Pharmacien à Nanterre, Olivier Berthélemy défend le principe d’une pharmacie “santé” plus en phase avec les besoins d’une population vieillissante et en quête d’un tiers de confiance médical, à l’heure où les médecins généralistes, débordés, n’ont plus le temps de se consacrer à cette tâche.
À Nanterre (Hauts-de-Seine), Olivier Berthélemy, c’est Captain Pharma. Clin d’œil appuyé aux personnages de Marvel. Est-ce à croire qu’il considère le pharmacien d’aujourd’hui comme un héros ? « N’allons pas jusque-là ! Disons plus simplement que c’est un métier qui a énormément évolué ces dernières années. Et comme je suis gérant depuis trois ans de mon officine, c’était dans l’air du temps de l’appeler ainsi. »

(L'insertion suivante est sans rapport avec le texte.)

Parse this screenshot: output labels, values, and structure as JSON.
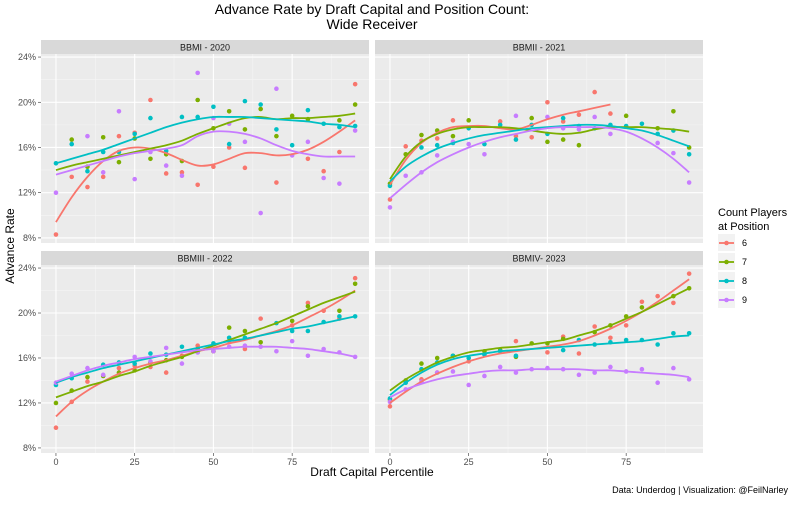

Il est vrai que la profession a connu un cycle évolutif plutôt intense ces dernières années, accentué par la crise sanitaire. « Avec la réalisation des tests antigéniques puis la vaccination contre la Covid-19, nous avons franchi un cap, même si la vaccination contre la grippe avait déjà ouvert le chemin », assure-t-il. Sur la partie “santé”, le pharmacien est perçu différemment par la population.
« Il y autant de pharmacies que de pharmaciens, si l’on y réfléchit bien. Certaines ont fait le choix du discount, de la parapharmacie. D’autres se focalisent sur le service médical. Avec la crise, la population a appris à mieux distinguer cette typologie. Certaines pharmacies ne vaccinent pas, d’autres laissent vendre des produits diététiques prétendument miraculeux à ceux qui y croient. Nous vivons une période de fragmentation de la profession, où chacun fait le choix de sa spécialisation », résume-t-il.
Un rôle de conseil renforcé
À l’heure où les médecins généralistes sont moins nombreux, notamment dans certains déserts médicaux, la sphère d’influence du pharmacien évolue.
« Chez nous, nous préparons et livrons des piluliers, ce qui réclame une attention particulière et un management en interne extrêmement rigoureux. Tous les pharmaciens le savent : sur les piluliers, il n’y a pas droit à l’erreur. Il faut savoir que dans le cas de certaines pathologies graves, l’ordonnance comptabilise parfois une dizaine de médicaments, à prendre impérativement, sans se tromper, au risque de voir sa maladie s’aggraver. Nous pouvons fonctionner à distance, en livrant les piluliers aux personnes dont les déplacements sont très contraints. Un patient handicapé peut aujourd’hui se faire livrer plus facilement des sushis que ses médicaments, ce n’est pas normal… Nous sommes aussi dans la proximité, auprès de personnes qui ont besoin de parler et qui peuvent de moins en moins le faire auprès de leur médecin débordé. »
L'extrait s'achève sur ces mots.